The opening of the book will be dedicated to the Princely family’s long love of dogs, from Prince Albert I with his hunting dog on his shoulders to Grace Kelly stepping off the boat with her poodle under her arm to marry Prince Rainier. (Prince Rainier’s faithful dog followed his funeral cortege as Mourner-in-Chief.) The last page will be a collage of portraits of dogs available for adoption at the SPA with a QR code of most recent pooches looking for a home.
The book’s midsection will be made up of hundreds of photos of people and their dogs going about their daily business in Monaco. “Loving dogs transcends social barriers, and it’s a happy thing to be able to show this in action. There’s a homeless man who devotes everything he has to his beautifully looked after dog, ‘ordinary people’ like you and me, famous people, millionaires, young and old, recognised and not.”
Jessica has been coordinating photoshoots non-stop with photographers Julie Franch Guerra and her father, Charles. Charles used to work with Helmut Newton before becoming one of the official palace photographers, which he did for 20 odd years until he retired. “Julie has inherited his talent and combines that with a dynamism that comes from a career of sports and animal photography. The pair of them are absolutely brilliant,” praises Jessica.

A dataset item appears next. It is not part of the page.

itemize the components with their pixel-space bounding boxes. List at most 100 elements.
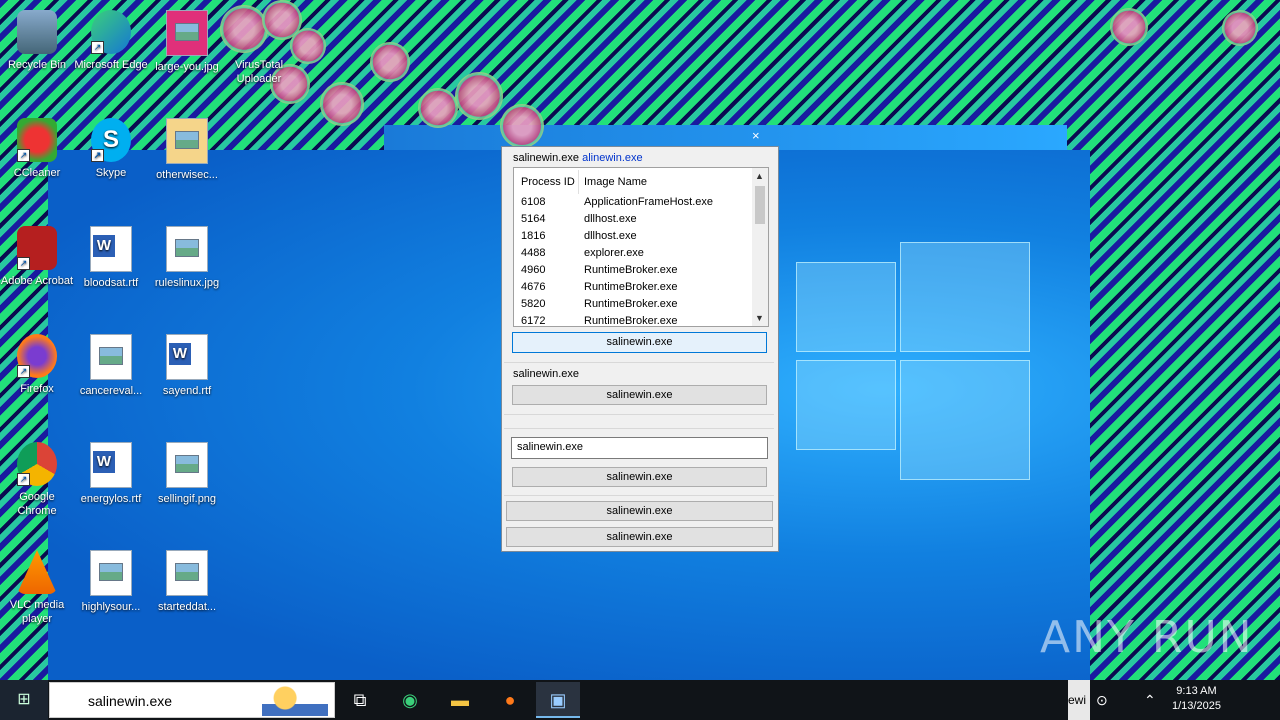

And she has already secured several VIP dog-friendly sponsors, including Sir Stelios, the founder of easyPet, which safely drives animals between Monaco, France and the UK. “Stelios has a rescue dog himself and is a big part of making this project possible with his kind support and belief in what we’re doing. I can honestly say easyPet is a genius idea and a huge help to those of us with dogs too big to go under the seat in front.”
The jet chartering company LunaJets, Monaco’s GALE FORCE Computing and JV Pastor Groupe’s Maya Collection are also onboard to help raise awareness for SPA Monaco.
Addressing any confusion between It’s A Dog’s Life Monaco and the Dogs of Monaco, Jessica simply says, “The publisher asked me if I would help to create a book called Les Chiens de Monaco but, sadly, it turned out that we had very different values so it wasn’t to be.”
She wants to make clear: “It’s A Dog’s Life Monaco is a Made-in-Monaco non-for-profit project with all sales proceeds to be donated to the charity shelter for animals.
“And by participating in a photoshoot you are already benefitting the SPA by making this book possible. And for that I thank you.”